87. スカーディナ王国の首都コブマンハウン
スカーディナ王国、首都コブマンハウン、冬。
-10度の凍てつく寒さと長くなった夜が気力を削ぐ。
北緯50度の大陸性気候。
季節の寒暖差は激しい。
外を出歩くエルフたちは寒さに慣れているようで、私たちよりも薄着に見えた。
しかし、その視線は気温と同じように、どこ寒々としたものを感じる。
何故、観光客がこの季節を選んだのか。
私はきちんとした理由が思いつかなかった。
年末年始のイベントは主に国民向けで、観光客が楽しむためのものではない。
中央駅の前にあるメリーゴーランドを備えた公園も、秋には終園日を迎える。
観光シーズンが終われば観光ガイドの仕事はなくなる。
はずだったのだが、がら空きの予定を少しだけ埋めて、スカーディナ王国まで飛んでくることになったわけだ。
「この世の終わりみたいな寒さですね」
防寒着で膨れたエメットが小声で囁く。
エメットはどんな時でもこの世の終わりを体感していたが、今度こそまさにこの世の終わりだった。

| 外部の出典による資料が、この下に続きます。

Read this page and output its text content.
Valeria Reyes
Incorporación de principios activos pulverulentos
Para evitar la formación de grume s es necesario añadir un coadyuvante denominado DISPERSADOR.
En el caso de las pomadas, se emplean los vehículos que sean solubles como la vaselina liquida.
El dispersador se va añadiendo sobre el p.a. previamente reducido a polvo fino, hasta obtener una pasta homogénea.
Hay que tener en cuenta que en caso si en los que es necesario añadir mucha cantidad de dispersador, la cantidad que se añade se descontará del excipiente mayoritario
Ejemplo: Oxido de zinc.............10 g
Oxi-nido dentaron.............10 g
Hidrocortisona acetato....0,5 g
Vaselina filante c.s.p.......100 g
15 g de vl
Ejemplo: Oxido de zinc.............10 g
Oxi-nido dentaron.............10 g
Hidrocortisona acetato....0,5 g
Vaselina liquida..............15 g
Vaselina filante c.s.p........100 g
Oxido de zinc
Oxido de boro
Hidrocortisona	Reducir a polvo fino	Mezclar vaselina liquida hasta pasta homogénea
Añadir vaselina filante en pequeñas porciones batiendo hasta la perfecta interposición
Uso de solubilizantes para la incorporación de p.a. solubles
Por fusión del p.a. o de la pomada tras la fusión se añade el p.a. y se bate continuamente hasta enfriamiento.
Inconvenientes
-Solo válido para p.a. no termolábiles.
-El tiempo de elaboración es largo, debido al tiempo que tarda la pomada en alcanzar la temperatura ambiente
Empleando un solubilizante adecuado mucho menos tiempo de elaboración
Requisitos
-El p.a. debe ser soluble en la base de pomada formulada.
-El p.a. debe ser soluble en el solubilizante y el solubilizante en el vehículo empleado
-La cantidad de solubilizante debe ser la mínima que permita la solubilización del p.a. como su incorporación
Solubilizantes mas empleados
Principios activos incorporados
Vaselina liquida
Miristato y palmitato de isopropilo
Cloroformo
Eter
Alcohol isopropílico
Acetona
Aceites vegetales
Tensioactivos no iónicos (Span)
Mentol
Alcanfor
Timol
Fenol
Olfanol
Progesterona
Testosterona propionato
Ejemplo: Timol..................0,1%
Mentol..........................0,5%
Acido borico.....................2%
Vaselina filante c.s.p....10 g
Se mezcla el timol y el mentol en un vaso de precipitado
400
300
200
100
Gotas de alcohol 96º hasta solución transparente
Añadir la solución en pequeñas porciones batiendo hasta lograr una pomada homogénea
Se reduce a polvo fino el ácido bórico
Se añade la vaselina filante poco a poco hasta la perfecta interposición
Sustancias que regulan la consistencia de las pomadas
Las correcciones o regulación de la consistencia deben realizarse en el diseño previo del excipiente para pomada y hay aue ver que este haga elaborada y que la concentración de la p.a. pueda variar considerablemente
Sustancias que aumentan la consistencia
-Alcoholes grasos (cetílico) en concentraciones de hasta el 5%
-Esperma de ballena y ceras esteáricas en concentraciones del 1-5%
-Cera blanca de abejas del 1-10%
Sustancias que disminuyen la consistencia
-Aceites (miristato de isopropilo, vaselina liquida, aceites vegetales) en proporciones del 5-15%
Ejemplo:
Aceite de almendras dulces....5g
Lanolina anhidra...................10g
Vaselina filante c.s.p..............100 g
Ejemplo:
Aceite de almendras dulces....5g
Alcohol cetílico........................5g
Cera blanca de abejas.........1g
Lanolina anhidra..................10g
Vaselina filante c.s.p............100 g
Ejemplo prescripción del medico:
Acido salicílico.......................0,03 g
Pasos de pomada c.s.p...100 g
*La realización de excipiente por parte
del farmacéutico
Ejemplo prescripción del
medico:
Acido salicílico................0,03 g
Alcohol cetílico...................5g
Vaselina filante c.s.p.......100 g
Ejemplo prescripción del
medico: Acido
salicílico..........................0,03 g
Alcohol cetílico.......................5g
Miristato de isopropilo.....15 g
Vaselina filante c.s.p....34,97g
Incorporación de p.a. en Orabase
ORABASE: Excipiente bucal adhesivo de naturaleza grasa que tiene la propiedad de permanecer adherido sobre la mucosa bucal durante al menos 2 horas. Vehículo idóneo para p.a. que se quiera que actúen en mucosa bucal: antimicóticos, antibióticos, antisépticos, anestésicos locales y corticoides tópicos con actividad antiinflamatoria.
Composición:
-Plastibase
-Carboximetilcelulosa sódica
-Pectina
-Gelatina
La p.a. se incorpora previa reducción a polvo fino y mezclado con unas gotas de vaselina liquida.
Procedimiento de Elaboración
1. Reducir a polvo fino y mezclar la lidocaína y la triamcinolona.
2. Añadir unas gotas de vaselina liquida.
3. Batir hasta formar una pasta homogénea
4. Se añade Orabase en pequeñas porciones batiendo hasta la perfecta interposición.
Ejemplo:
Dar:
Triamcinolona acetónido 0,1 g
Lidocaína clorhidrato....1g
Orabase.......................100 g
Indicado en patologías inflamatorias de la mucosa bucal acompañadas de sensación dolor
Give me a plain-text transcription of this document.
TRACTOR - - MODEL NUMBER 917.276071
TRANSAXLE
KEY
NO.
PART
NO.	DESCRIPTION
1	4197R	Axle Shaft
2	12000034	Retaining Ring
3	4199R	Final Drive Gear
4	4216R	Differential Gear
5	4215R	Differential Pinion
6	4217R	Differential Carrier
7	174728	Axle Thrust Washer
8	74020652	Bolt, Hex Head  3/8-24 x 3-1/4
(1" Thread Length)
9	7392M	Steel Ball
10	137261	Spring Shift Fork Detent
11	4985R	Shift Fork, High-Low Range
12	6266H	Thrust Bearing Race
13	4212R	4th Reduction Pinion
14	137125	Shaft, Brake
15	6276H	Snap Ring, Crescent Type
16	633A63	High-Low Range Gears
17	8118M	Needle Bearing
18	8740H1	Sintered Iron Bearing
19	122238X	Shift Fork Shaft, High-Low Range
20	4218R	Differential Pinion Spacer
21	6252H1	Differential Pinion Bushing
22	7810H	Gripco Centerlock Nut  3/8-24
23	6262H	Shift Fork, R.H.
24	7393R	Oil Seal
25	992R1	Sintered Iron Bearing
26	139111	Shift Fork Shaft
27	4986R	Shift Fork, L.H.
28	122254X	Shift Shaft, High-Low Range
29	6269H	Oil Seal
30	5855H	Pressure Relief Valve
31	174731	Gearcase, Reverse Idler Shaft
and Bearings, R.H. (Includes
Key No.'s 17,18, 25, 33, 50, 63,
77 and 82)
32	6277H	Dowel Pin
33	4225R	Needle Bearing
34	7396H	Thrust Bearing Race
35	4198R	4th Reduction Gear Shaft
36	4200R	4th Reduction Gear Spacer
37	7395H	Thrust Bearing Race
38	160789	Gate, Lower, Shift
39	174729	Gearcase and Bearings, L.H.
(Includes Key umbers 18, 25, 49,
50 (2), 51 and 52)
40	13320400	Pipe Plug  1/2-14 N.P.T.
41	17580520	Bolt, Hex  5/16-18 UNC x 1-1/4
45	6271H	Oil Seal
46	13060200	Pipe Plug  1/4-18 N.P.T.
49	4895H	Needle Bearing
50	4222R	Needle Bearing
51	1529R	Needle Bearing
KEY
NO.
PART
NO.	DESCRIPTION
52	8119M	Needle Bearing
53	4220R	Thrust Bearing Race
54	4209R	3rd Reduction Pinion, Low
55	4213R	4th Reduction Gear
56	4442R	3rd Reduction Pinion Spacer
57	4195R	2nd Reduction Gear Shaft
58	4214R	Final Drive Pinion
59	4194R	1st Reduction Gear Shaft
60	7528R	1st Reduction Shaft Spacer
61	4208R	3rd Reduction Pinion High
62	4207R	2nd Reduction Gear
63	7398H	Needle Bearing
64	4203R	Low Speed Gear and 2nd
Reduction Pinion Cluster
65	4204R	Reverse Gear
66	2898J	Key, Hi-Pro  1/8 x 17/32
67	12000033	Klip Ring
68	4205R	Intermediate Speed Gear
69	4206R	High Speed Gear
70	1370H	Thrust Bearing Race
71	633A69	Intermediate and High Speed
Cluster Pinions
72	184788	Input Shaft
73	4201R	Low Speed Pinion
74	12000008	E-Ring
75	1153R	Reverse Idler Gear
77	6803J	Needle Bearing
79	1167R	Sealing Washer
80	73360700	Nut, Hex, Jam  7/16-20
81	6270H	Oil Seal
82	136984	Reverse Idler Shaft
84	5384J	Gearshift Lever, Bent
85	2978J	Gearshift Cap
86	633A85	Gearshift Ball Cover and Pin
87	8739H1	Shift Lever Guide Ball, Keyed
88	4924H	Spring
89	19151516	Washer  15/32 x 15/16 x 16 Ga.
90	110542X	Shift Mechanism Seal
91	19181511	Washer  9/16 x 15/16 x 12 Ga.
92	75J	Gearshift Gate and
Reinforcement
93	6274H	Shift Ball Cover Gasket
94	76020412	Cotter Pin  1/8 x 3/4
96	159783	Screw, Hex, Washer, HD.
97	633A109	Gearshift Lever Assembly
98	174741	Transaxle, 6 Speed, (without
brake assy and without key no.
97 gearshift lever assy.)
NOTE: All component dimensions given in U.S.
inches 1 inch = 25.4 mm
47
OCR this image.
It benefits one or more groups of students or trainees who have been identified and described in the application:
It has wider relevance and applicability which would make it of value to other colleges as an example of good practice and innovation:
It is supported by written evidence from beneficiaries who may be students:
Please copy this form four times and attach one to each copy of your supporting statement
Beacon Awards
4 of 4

観光客との待ち合わせ場所である市内の中央駅までは、空港から鉄道で13分。
ホテルに到着したという連絡もまだなかった。
凍結を防ぐために、市内にある噴水は水が止められている。
冷え切った光景だけが広がっていた。
「でも、折角ガイドを頼んでくれたのじゃから、楽しんでもらうのじゃ」
こんちゃんが震えながら口を開く。
「ビショップベルク教会以外にも、見所も調べておいたわけじゃし、準備はOKなのじゃ」
前日入りして市内を散策したが、コブマンハウンには地下鉄も市電も路面電車も無かった。
国電とバスだけが旅人の足となる。
それでもバスだけでもあれば十分に観光スポットは見て回れた。
美術館や博物館も多いので、屋内で温まりながら観光することもできる。
しかし、コブマンハウンは観光地にありがちな、物乞いやストリート・パフォーマーの姿が殆ど見当たらなかった。
どこか冷たい雰囲気に包まれている。
よく観察すると、街全体が路上生活者を排除するようにデザインされているように感じた。
それはあまりにも巧妙で、日常的にありふれていて、すぐには気付かない。
座り込めないようにわざと凹凸を設けた階段や段差。
横になれないように手すりを付けたり波状の形状にしたベンチ。
防犯のためとはいえ、監視カメラが至るところに設置されている。
切実に身体を休ませたい者すらも排除する、それは強迫的にも思える。
こうした街で路上生活を送る者が減ったとはいえ、それは単にラフスリーパーを増やしただけに過ぎない。
ネットカフェなどの店舗で寝泊まりしている者を含めれば、結局、ホームレス人口は変わらないだろう。
エルフたちは自分たちが国民と認める者だけに開かれた国をつくった。
その精神は首都コブマンハウンのデザインにも反映されている。
息苦しい国だった。
その息苦しさを一番感じているのはリーズ様だ。
半分は同じエルフの血が流れている同胞に、入国審査ではあからさまにぶっきらぼうな対応をされたのだから。
歓迎ムードではなかった。
それは吸血鬼も、ノームも獣人も同じことだったが。